The purpose of this study was to define mechanisms by which dopamine (DA) regulates the Na,K-ATPase in alveolar epithelial type 2 (AT2) cells. The Na,K-ATPase activity increased by twofold in cells incubated with either 1 microM DA or a dopaminergic D(1) agonist, fenoldopam, but not with the dopaminergic D(2) agonist quinpirole. The increase in activity paralleled an increase in Na,K-ATPase alpha1 and beta1 protein abundance in the basolateral membrane (BLM) of AT2 cells. This increase in protein abundance was mediated by the exocytosis of Na,K-pumps from late endosomal compartments into the BLM. Down-regulation of diacylglycerol-sensitive types of protein kinase C (PKC) by pretreatment with phorbol 12-myristate 13-acetate or inhibition with bisindolylmaleimide prevented the DA-mediated increase in Na,K-ATPase activity and exocytosis of Na,K-pumps to the BLM. Preincubation of AT2 cells with either 2-[1-(3-dimethylaminopropyl)-5-methoxyindol-3-yl]-3-(1H-indol-3-yl)maleimide (Gö6983), a selective inhibitor of PKC-delta, or isozyme-specific inhibitor peptides for PKC-delta or PKC-epsilon inhibited the DA-mediated increase in Na,K-ATPase. PKC-delta and PKC-epsilon, but not PKC-alpha or -beta, translocated from the cytosol to the membrane fraction after exposure to DA. PKC-delta- and PKC-epsilon-specific peptide agonists increased Na,K-ATPase protein abundance in the BLM. Accordingly, dopamine increased Na,K-ATPase activity in alveolar epithelial cells through the exocytosis of Na,K-pumps from late endosomes into the basolateral membrane in a mechanism-dependent activation of the novel protein kinase C isozymes PKC-delta and PKC-epsilon.

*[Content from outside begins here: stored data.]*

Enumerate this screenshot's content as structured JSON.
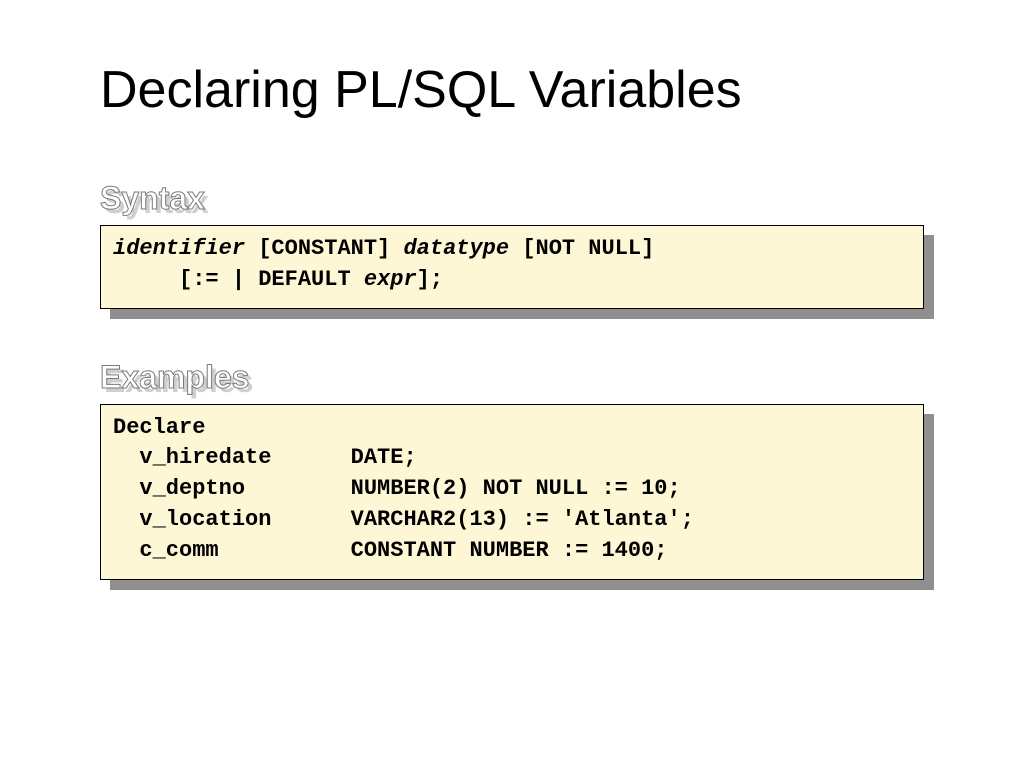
{
  "title": "Declaring PL/SQL Variables",
  "sections": {
    "syntax": {
      "label": "Syntax",
      "tokens": {
        "identifier": "identifier",
        "constant": " [CONSTANT] ",
        "datatype": "datatype",
        "notnull_line": " [NOT NULL]  ",
        "indent": "     ",
        "assign": "[:= | DEFAULT ",
        "expr": "expr",
        "end": "];"
      }
    },
    "examples": {
      "label": "Examples",
      "lines": {
        "l0": "Declare",
        "l1": "  v_hiredate      DATE;",
        "l2": "  v_deptno        NUMBER(2) NOT NULL := 10;",
        "l3": "  v_location      VARCHAR2(13) := 'Atlanta';",
        "l4": "  c_comm          CONSTANT NUMBER := 1400;\t\t\t"
      }
    }
  }
}
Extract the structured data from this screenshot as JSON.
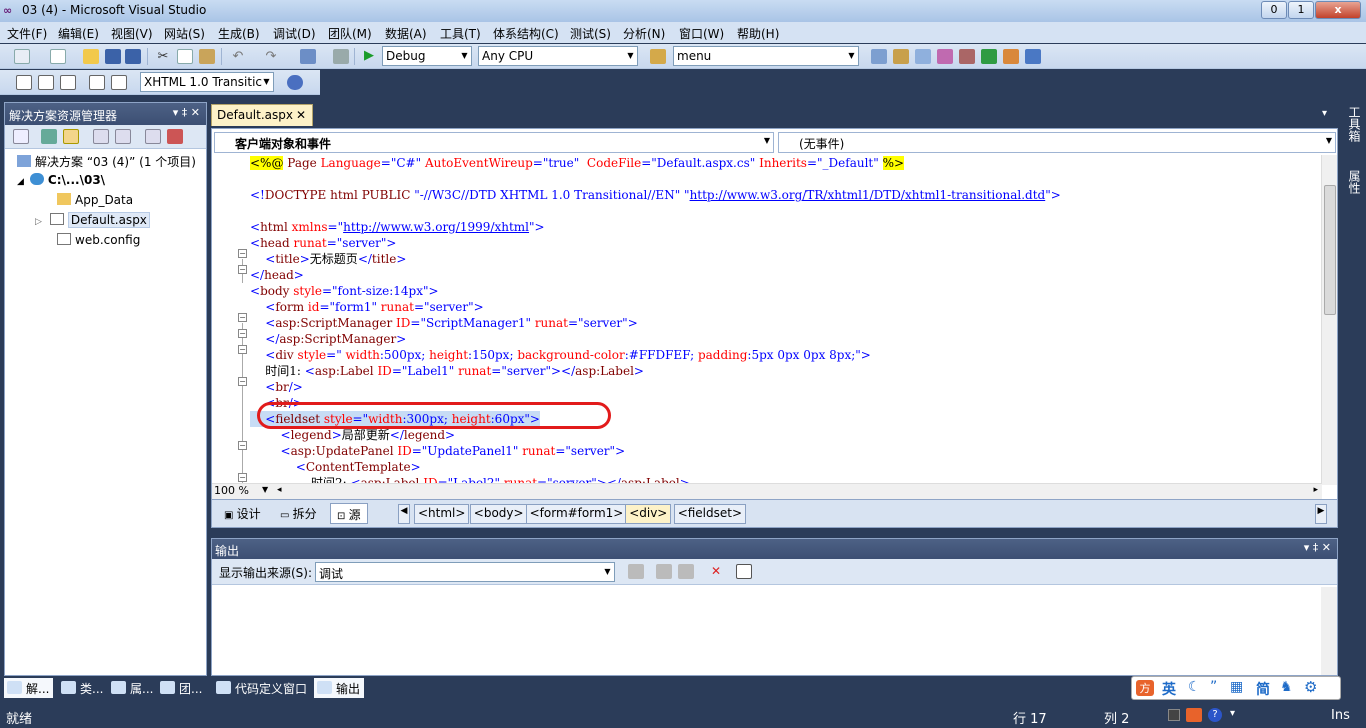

Tyrosine 537 within the Na+,K+-ATPase alpha-subunit is essential for AP-2 binding and clathrin-dependent endocytosis.

In renal epithelial cells endocytosis of Na(+),K(+)-ATPase molecules is initiated by phosphorylation of its alpha(1)-subunit, leading to activation of phosphoinositide 3-kinase and adaptor protein-2 (AP-2)/clathrin recruitment. The present study was performed to establish the identity of the AP-2 recognition domain(s) within the Na(+),K(+)-ATPase alpha(1)-subunit. We identified a conserved sequence (Y(537)LEL) within the alpha(1)-subunit that represents an AP-2 binding site. Binding of AP-2 to the Na(+),K(+)-ATPase alpha(1)-subunit in response to dopamine (DA) was increased in OK cells stably expressing the wild type rodent alpha-subunit (OK-WT), but not in cells expressing the Y537A mutant (OK-Y537A). DA treatment was associated with increased alpha(1)-subunit abundance in clathrin vesicles from OK-WT but not from OK-Y537A cells. In addition, this mutation also impaired the ability of DA to inhibit Na(+),K(+)-ATPase activity. Because phorbol esters increase Na(+),K(+)-ATPase activity in OK cells, and this effect was not affected by the Y537A mutation, the present results suggest that the identified motif is specifically required for DA-induced AP-2 binding and Na(+),K(+)-ATPase endocytosis.